Girl. Take a breath. LT gave some really good advice as did Job and the others. When you look at that list, realize that most of it is smokescreening. It's an easy tactic - wear your opponent down.
But as was mentioned, no state is going to screw the kids. They handle this stuff all the time and are wise to the shenanigans of divorcing parties. They are wise to the family dynamics. They are likely more tired of it than you are and are looking for an opportunity to find such a lopsided arrangement and right that wrong. But they will always side in favor of the children. Always.
When you look at that list, separate the wheat from the chaff. In negotiation, you ask for the world and accept what you can get. It's that simple. What you take off the table, is off the table unless and until they come back and try again. But the first salvo is to ask for everything.
The wills? Nah. Let them get a court order if they feel they can. It's not their business. It's not on the table.
What is on the table is the child support. The support for you. How do you get that? As suggested, ask for it. Ask for the temporary ruling until things are solved. That gives you the money your kids deserve and puts the pressure where it belongs - on Smokey.
The rest of it? You can and should answer what is reasonable. The rest? Take it off the table and let them fight for it. I doubt a judge will issue an order to get your parents financial information.
In the initial approach, they can ask for anything. That's how you get distracted - trying to answer it all and defend. But if you take things off the table and add some more of the truth...
Ask for the unfit parent ruling. Ask for the homeowners information. Ask for the world if you feel like it, but those things should help to put the spotlight back where it belongs.
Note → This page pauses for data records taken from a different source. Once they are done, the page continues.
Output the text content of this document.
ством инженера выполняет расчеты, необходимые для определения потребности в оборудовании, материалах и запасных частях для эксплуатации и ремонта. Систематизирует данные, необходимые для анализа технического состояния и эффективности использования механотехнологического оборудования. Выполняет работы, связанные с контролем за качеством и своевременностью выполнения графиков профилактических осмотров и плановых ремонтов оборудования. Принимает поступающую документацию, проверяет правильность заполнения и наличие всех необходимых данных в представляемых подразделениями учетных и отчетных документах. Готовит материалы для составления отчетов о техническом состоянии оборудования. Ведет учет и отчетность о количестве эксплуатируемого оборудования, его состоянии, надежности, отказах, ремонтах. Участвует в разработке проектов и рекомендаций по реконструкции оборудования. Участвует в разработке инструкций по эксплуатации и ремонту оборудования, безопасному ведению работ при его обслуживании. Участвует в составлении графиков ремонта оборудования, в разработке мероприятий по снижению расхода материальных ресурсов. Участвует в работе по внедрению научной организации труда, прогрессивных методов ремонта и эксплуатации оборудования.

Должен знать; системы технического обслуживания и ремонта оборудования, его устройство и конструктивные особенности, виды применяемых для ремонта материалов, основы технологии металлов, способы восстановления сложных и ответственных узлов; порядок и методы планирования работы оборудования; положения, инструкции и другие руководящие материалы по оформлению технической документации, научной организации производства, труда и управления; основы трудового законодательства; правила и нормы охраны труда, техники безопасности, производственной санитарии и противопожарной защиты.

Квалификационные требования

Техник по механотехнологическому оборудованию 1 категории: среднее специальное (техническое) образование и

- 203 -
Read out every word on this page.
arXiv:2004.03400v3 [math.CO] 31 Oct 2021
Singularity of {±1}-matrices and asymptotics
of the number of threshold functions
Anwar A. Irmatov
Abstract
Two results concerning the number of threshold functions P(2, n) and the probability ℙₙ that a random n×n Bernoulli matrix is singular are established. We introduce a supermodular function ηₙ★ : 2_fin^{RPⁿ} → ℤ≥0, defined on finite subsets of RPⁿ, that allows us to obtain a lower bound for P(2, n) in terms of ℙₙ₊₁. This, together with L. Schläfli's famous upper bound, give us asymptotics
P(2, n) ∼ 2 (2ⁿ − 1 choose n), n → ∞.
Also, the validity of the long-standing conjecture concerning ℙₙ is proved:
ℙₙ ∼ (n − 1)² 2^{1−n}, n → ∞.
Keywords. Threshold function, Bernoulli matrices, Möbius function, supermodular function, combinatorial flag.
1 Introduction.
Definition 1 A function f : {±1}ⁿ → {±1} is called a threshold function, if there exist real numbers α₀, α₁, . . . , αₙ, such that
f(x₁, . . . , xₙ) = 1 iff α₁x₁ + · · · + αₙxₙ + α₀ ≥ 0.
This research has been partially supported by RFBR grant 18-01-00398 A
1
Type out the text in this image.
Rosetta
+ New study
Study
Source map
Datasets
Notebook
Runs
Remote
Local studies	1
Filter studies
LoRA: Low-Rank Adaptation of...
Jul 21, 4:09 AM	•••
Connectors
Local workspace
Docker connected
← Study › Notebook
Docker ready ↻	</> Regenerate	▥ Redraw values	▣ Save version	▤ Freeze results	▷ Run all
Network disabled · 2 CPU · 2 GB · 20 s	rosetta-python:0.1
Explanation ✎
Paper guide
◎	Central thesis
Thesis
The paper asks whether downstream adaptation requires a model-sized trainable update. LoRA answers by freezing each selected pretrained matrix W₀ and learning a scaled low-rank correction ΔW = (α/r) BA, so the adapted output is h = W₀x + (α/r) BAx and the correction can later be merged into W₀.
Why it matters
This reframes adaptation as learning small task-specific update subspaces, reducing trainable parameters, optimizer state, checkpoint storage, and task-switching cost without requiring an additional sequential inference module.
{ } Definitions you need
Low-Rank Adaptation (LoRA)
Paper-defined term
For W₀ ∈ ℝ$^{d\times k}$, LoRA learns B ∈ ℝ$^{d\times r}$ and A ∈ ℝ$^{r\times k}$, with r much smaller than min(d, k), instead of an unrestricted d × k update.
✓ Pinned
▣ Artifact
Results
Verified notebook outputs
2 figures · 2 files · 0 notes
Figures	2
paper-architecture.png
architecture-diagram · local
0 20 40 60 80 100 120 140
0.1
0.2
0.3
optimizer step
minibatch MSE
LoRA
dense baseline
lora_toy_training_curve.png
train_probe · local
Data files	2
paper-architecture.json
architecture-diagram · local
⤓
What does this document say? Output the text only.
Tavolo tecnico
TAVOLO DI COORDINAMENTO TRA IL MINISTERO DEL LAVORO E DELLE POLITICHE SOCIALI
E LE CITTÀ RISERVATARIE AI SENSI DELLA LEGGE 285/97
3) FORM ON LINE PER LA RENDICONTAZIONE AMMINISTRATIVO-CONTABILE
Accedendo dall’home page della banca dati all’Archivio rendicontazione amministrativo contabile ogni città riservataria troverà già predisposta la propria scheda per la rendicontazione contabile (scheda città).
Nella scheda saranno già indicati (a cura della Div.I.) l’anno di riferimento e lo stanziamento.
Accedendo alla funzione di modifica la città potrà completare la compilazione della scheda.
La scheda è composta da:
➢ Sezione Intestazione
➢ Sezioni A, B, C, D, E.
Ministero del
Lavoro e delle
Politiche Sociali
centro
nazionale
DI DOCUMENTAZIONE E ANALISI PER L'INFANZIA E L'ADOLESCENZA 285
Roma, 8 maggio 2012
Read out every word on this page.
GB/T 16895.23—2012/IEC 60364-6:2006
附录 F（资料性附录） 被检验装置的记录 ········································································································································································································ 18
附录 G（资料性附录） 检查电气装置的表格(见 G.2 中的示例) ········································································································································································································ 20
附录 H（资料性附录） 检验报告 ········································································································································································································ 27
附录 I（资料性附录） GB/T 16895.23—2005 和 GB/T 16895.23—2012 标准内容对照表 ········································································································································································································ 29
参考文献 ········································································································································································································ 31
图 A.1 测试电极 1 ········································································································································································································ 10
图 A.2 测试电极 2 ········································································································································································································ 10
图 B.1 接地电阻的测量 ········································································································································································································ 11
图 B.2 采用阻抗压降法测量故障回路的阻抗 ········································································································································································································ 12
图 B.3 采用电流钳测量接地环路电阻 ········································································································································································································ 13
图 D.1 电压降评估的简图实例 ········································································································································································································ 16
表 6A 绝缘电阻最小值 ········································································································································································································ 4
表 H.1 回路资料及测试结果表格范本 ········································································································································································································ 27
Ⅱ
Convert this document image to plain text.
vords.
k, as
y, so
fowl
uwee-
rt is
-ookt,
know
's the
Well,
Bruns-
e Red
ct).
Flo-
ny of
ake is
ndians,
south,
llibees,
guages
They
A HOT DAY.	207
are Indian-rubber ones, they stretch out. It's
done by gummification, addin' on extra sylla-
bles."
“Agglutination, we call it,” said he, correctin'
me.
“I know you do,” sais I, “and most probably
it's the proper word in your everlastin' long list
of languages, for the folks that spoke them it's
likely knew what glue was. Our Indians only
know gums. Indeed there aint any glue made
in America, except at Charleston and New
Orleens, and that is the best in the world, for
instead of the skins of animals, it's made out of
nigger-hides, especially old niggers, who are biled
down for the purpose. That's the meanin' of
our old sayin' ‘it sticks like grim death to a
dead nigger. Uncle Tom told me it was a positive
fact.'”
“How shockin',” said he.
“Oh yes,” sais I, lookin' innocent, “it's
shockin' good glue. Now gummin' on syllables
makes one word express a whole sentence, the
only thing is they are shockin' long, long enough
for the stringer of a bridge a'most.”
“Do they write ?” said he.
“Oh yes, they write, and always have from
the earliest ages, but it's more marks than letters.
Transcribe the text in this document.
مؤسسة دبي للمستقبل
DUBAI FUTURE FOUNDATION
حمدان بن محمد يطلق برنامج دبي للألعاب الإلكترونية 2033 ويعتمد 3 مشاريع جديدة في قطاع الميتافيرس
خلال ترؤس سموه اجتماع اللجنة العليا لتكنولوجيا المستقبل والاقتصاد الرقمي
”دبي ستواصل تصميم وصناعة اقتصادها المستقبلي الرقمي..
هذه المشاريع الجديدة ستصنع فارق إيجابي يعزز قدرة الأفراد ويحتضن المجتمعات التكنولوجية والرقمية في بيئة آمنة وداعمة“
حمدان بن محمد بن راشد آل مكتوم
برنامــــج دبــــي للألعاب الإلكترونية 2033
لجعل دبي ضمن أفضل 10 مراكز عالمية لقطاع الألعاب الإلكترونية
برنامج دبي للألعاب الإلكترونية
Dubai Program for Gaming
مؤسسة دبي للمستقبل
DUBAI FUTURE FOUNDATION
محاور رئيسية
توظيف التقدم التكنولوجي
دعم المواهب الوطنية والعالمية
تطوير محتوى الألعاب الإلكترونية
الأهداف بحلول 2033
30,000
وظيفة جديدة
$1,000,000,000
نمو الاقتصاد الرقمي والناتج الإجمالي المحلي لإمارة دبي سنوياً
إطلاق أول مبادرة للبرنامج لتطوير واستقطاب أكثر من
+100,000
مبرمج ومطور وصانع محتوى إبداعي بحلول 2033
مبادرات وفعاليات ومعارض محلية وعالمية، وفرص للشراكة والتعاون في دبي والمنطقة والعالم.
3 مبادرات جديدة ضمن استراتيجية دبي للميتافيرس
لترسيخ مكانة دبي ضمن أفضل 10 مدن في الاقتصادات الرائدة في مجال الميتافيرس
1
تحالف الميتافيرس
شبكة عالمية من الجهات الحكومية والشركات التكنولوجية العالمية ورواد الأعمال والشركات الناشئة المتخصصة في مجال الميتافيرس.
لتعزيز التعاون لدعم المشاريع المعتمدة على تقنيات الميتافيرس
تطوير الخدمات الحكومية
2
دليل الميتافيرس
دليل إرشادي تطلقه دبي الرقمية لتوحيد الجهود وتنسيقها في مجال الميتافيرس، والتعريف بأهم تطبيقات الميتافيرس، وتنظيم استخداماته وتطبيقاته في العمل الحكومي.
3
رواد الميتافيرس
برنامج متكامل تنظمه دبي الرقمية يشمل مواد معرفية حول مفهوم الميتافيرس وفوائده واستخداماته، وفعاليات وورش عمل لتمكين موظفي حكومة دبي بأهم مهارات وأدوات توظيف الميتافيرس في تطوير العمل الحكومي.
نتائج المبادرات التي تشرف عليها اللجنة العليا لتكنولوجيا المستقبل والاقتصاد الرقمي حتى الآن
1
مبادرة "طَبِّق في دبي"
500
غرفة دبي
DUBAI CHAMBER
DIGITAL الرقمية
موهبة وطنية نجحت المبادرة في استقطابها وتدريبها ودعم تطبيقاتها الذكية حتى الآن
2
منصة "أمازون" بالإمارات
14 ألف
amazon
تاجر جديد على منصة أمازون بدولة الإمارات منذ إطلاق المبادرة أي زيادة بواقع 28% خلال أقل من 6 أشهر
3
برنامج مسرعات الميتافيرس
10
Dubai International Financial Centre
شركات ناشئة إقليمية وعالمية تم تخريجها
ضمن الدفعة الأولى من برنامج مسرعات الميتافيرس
And then? Put the issue down and focus on the things you need to focus on. And only those things.
Objectivity is your friend in these things, Heather. Learning to let them stay in their place and not worry about them is the key to success. Without your emotions and being rattled, they have NO case. So it's only going through the motions, without emotion, that will help you prevail.
If it helps, I went through similar with mine. Her lawyer saw her coming a mile away. By the end of it, her lawyer was helping me
Take a breath. Drop the emotions around the questions. Focus on the important things in your life.
Dating? You have time for that? That seems a messy distraction, if not something at least fun for a bit.
Take a breath.
AJ
"Our lives begin to end the day we become silent about things that matter" MLK Put the glass down... "Yesterday I was clever so I wanted to change the world Today I am wise, so I am changing myself."